São Paulo, 16 de setembro de 2015 - Com o objetivo de conscientizar a população sobre os direitos dos animais, a Associação Natureza em Forma – ONG que acolhe e cuida de animais abandonados e em situação de risco – celebrará, no dia 4 de outubro, o Dia Mundial dos Animais.

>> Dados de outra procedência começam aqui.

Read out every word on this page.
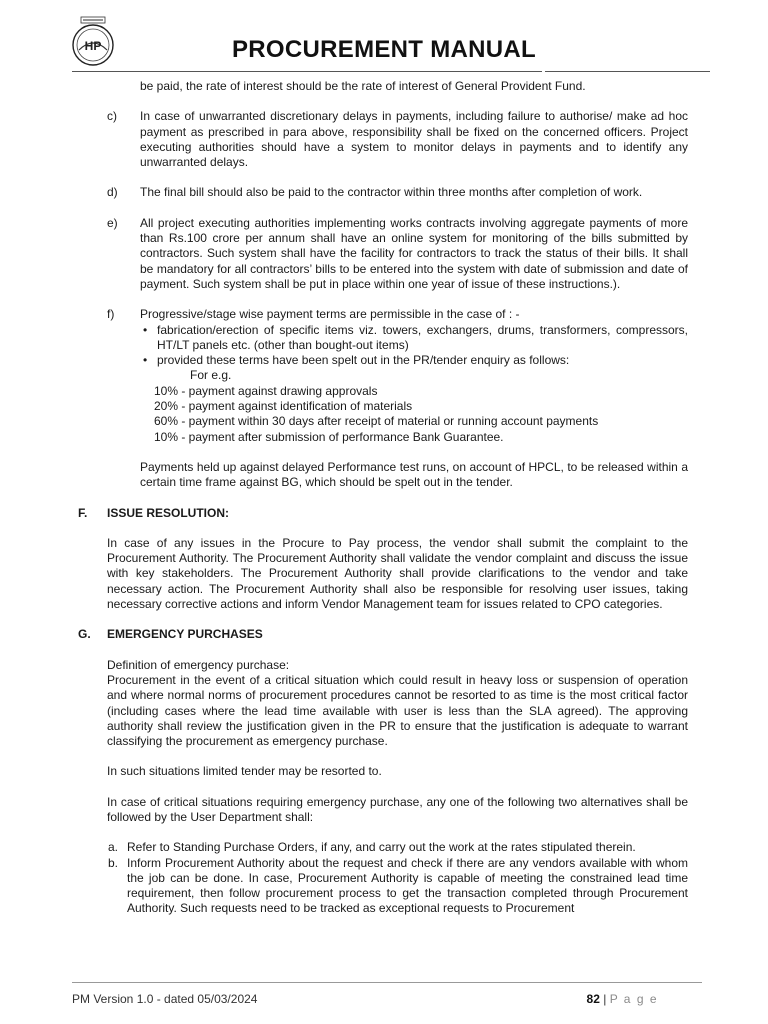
HP	PROCUREMENT MANUAL

be paid, the rate of interest should be the rate of interest of General Provident Fund.

c) In case of unwarranted discretionary delays in payments, including failure to authorise/ make ad hoc payment as prescribed in para above, responsibility shall be fixed on the concerned officers. Project executing authorities should have a system to monitor delays in payments and to identify any unwarranted delays.
d) The final bill should also be paid to the contractor within three months after completion of work.
e) All project executing authorities implementing works contracts involving aggregate payments of more than Rs.100 crore per annum shall have an online system for monitoring of the bills submitted by contractors. Such system shall have the facility for contractors to track the status of their bills. It shall be mandatory for all contractors’ bills to be entered into the system with date of submission and date of payment. Such system shall be put in place within one year of issue of these instructions.).
f) Progressive/stage wise payment terms are permissible in the case of : -
• fabrication/erection of specific items viz. towers, exchangers, drums, transformers, compressors, HT/LT panels etc. (other than bought-out items)
• provided these terms have been spelt out in the PR/tender enquiry as follows:
For e.g.
10% - payment against drawing approvals
20% - payment against identification of materials
60% - payment within 30 days after receipt of material or running account payments
10% - payment after submission of performance Bank Guarantee.
Payments held up against delayed Performance test runs, on account of HPCL, to be released within a certain time frame against BG, which should be spelt out in the tender.
F. ISSUE RESOLUTION:
In case of any issues in the Procure to Pay process, the vendor shall submit the complaint to the Procurement Authority. The Procurement Authority shall validate the vendor complaint and discuss the issue with key stakeholders. The Procurement Authority shall provide clarifications to the vendor and take necessary action. The Procurement Authority shall also be responsible for resolving user issues, taking necessary corrective actions and inform Vendor Management team for issues related to CPO categories.
G. EMERGENCY PURCHASES
Definition of emergency purchase:
Procurement in the event of a critical situation which could result in heavy loss or suspension of operation and where normal norms of procurement procedures cannot be resorted to as time is the most critical factor (including cases where the lead time available with user is less than the SLA agreed). The approving authority shall review the justification given in the PR to ensure that the justification is adequate to warrant classifying the procurement as emergency purchase.
In such situations limited tender may be resorted to.
In case of critical situations requiring emergency purchase, any one of the following two alternatives shall be followed by the User Department shall:
a. Refer to Standing Purchase Orders, if any, and carry out the work at the rates stipulated therein.
b. Inform Procurement Authority about the request and check if there are any vendors available with whom the job can be done. In case, Procurement Authority is capable of meeting the constrained lead time requirement, then follow procurement process to get the transaction completed through Procurement Authority. Such requests need to be tracked as exceptional requests to Procurement
PM Version 1.0 - dated 05/03/2024	82 | P a g e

A quadra onde se localiza a entidade, na rua General Jardim (República), será fechada  das 10h às 18h para a realização das seguintes atividades:

- Praça de alimentação vegana (comidas sem ingredientes de origem animal)
- Shows musicais e teatrais
- Adoção de animais
- Atendimento veterinário popular
- Rodas de conversa e palestras
- Vestuário vegano (roupas sem materiais de origem animal)
- “Cãominhada” (passeio com cães)
- Distribuição de mudas da mata atlântica
- Exposição de produtos de ONGs de proteção animal

O Dia Mundial dos Animais promovido pela Associação Natureza em Forma é a contribuição brasileira ao movimento britânico World Animal Day (WAD), que tem como missão melhorar as condições de vida dos animais em todo o mundo, por meio de ações de ONGs em vários países.

Quem quiser apoiar a causa nas redes sociais, pode, por exemplo, personalizar a foto de perfil no Facebook, divulgando assim a participação no evento. Para isso, basta acessar http://twibbon.com/Support/diamundialdosanimais-2.

A programação completa está em https://www.facebook.com/events/855934627828327/.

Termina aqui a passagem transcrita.